E. F. : Sans aucun doute. Nous allons entrer dans un monde obsessionnel de l’IA. La réputation des dirigeants et de leurs sociétés dépendra de leur capacité à tenir leurs promesses. Les IA répertorient leurs engagements et leur éventuelle prise de distance. Les patrons devront donc désormais composer avec cette mémoire accessible à tous. Elle deviendra un point central de la réputation numérique des dirigeants et des groupes, au vu et su de leurs actionnaires et partenaires. On pourrait presque parler de conscience numérique. Les journalistes économiques n’iront plus sur Google mais sur ChatGPT pour trouver les biographies des chefs d’entreprises. Les petits actionnaires s’informeront aussi sur ces plateformes. L’IA a en effet l’avantage de ne pas être entachée par le modèle commercial des moteurs comme Google. C’est un changement de cap important.
IN. : Existe-t-il d’importantes différences entre les différentes plateformes d’IA génératives disponibles sur le marché ?
E. F. : ChatGPT est la plus populaire, Claude est bonne pour le style et Perplexity est davantage un moteur. Il existe par contre de grandes différences entre les versions gratuites et payantes des IA.
IN. : Laquelle utilisez-vous personnellement ?

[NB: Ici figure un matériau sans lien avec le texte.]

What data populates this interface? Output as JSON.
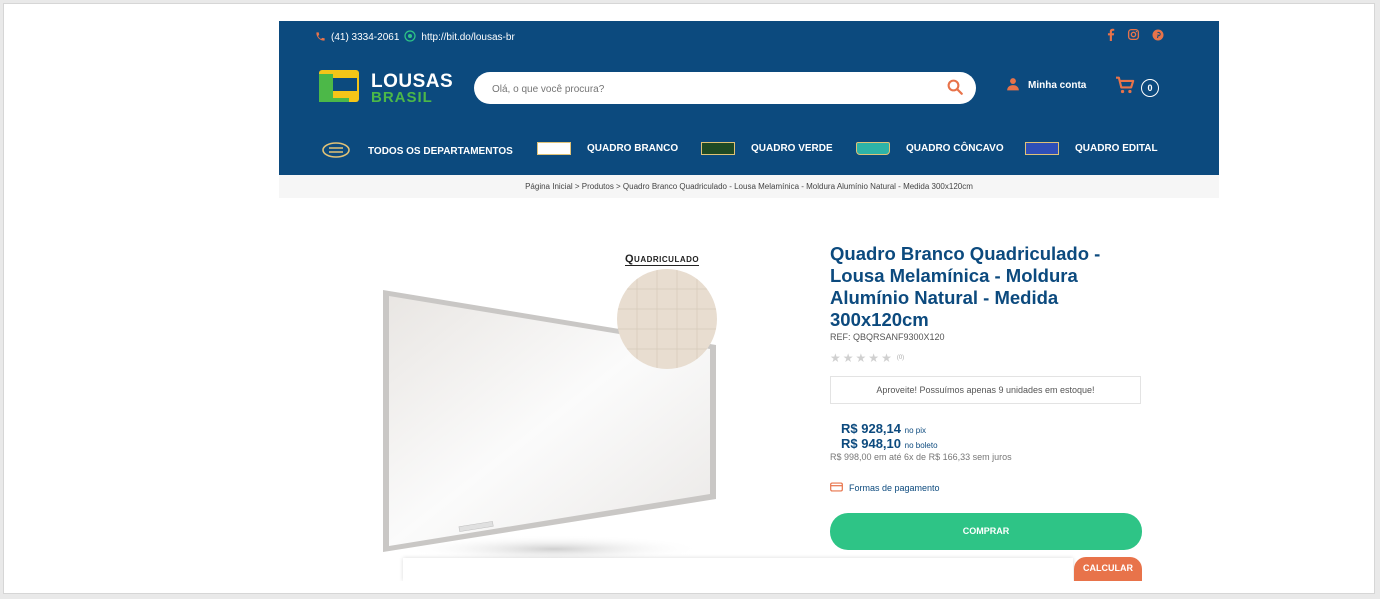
{
  "topbar": {
    "phone": "(41) 3334-2061",
    "whatsapp_link": "http://bit.do/lousas-br",
    "social_icons": [
      "facebook-icon",
      "instagram-icon",
      "pinterest-icon"
    ]
  },
  "header": {
    "logo_top": "LOUSAS",
    "logo_bottom": "BRASIL",
    "search_placeholder": "Olá, o que você procura?",
    "account_label": "Minha conta",
    "cart_count": "0"
  },
  "nav": {
    "items": [
      {
        "label": "TODOS OS DEPARTAMENTOS"
      },
      {
        "label": "QUADRO BRANCO"
      },
      {
        "label": "QUADRO VERDE"
      },
      {
        "label": "QUADRO CÔNCAVO"
      },
      {
        "label": "QUADRO EDITAL"
      }
    ]
  },
  "breadcrumb": "Página Inicial > Produtos > Quadro Branco Quadriculado - Lousa Melamínica - Moldura Alumínio Natural - Medida 300x120cm",
  "product": {
    "image_caption": "Quadriculado",
    "title": "Quadro Branco Quadriculado - Lousa Melamínica - Moldura Alumínio Natural - Medida 300x120cm",
    "ref": "REF: QBQRSANF9300X120",
    "rating": 0,
    "reviews_count": "(0)",
    "stock_message": "Aproveite! Possuímos apenas 9 unidades em estoque!",
    "price_pix": "R$ 928,14",
    "price_pix_label": "no pix",
    "price_boleto": "R$ 948,10",
    "price_boleto_label": "no boleto",
    "installments": "R$ 998,00 em até 6x de R$ 166,33 sem juros",
    "payment_methods_label": "Formas de pagamento",
    "buy_label": "COMPRAR",
    "calc_label": "CALCULAR"
  },
  "colors": {
    "brand_blue": "#0c4a7e",
    "buy_green": "#2ec486",
    "calc_orange": "#e8734a",
    "logo_yellow": "#f5c518",
    "logo_green": "#4cb848"
  }
}
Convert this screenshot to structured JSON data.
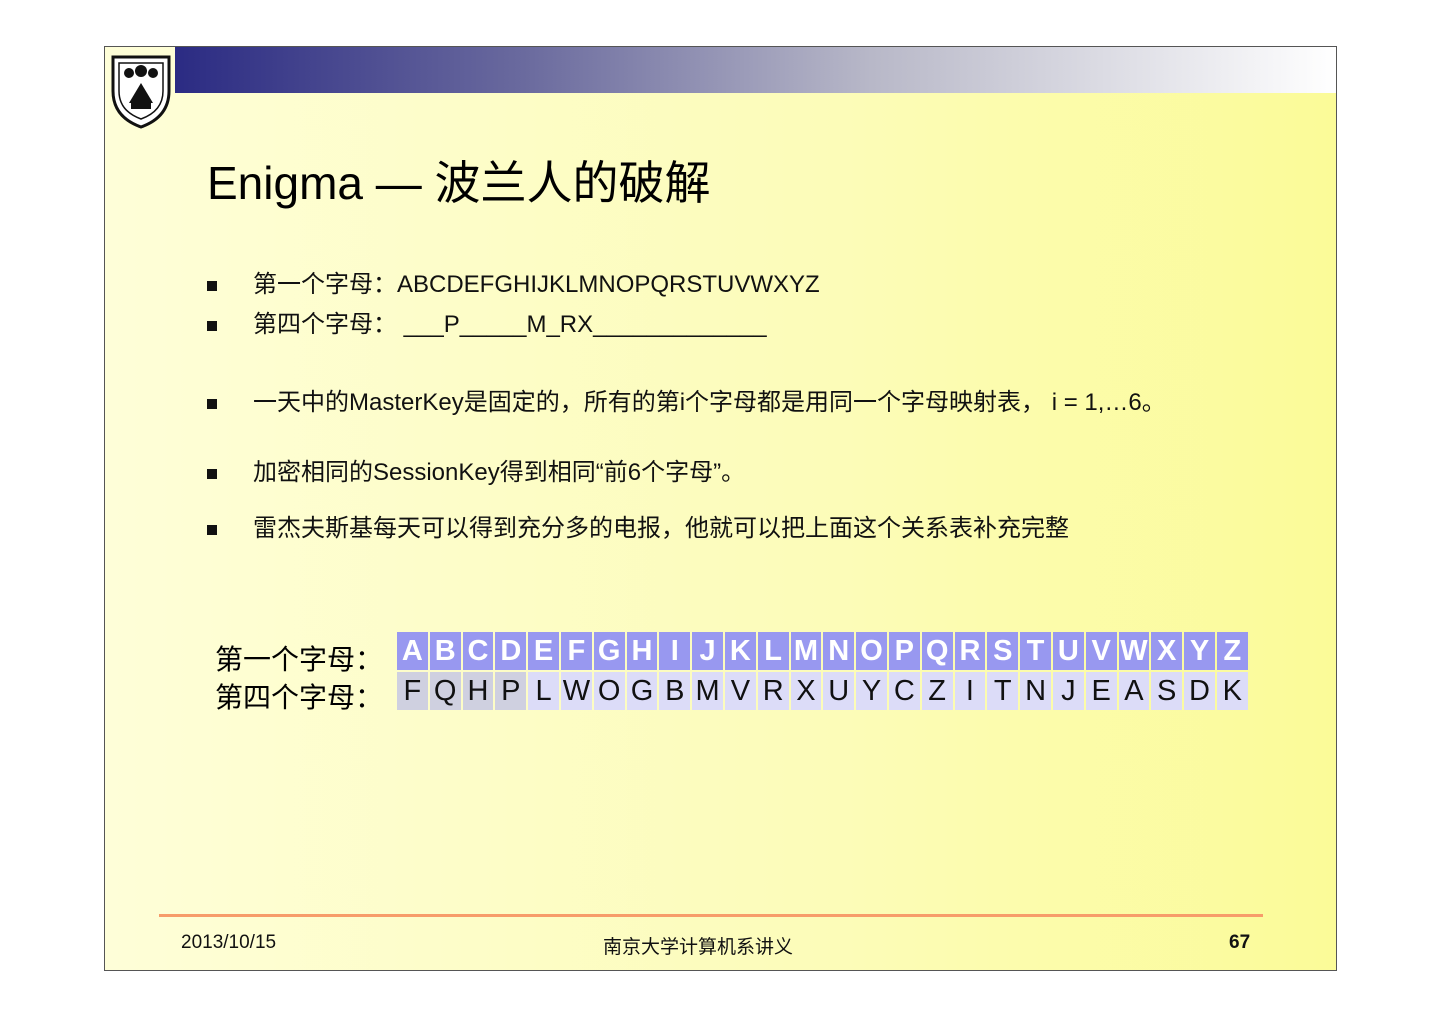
{
  "title": "Enigma — 波兰人的破解",
  "bullets": [
    "第一个字母：ABCDEFGHIJKLMNOPQRSTUVWXYZ",
    "第四个字母：   ___P_____M_RX_____________",
    "一天中的MasterKey是固定的，所有的第i个字母都是用同一个字母映射表， i = 1,…6。",
    "加密相同的SessionKey得到相同“前6个字母”。",
    "雷杰夫斯基每天可以得到充分多的电报，他就可以把上面这个关系表补充完整"
  ],
  "table": {
    "label1": "第一个字母：",
    "label2": "第四个字母：",
    "first": [
      "A",
      "B",
      "C",
      "D",
      "E",
      "F",
      "G",
      "H",
      "I",
      "J",
      "K",
      "L",
      "M",
      "N",
      "O",
      "P",
      "Q",
      "R",
      "S",
      "T",
      "U",
      "V",
      "W",
      "X",
      "Y",
      "Z"
    ],
    "fourth": [
      "F",
      "Q",
      "H",
      "P",
      "L",
      "W",
      "O",
      "G",
      "B",
      "M",
      "V",
      "R",
      "X",
      "U",
      "Y",
      "C",
      "Z",
      "I",
      "T",
      "N",
      "J",
      "E",
      "A",
      "S",
      "D",
      "K"
    ]
  },
  "footer": {
    "date": "2013/10/15",
    "center": "南京大学计算机系讲义",
    "page": "67"
  }
}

E. F. : J’utilise beaucoup ChatGPT car ses interfaces sont très simples et son modèle payant permet d’avoir beaucoup d’applications comme celle dédiée à la vidéo.
IN. : Comptez réactualiser votre baromètre chaque année ?
E. F. : Nous pensons même le faire deux fois par an car les choses évoluent si rapidement avec l’IA. Cette première étude en appelle d’autres. Nous pourrions notamment distinguer les marques préférées des Français ou classer les grandes entreprises en fonction de différents critères.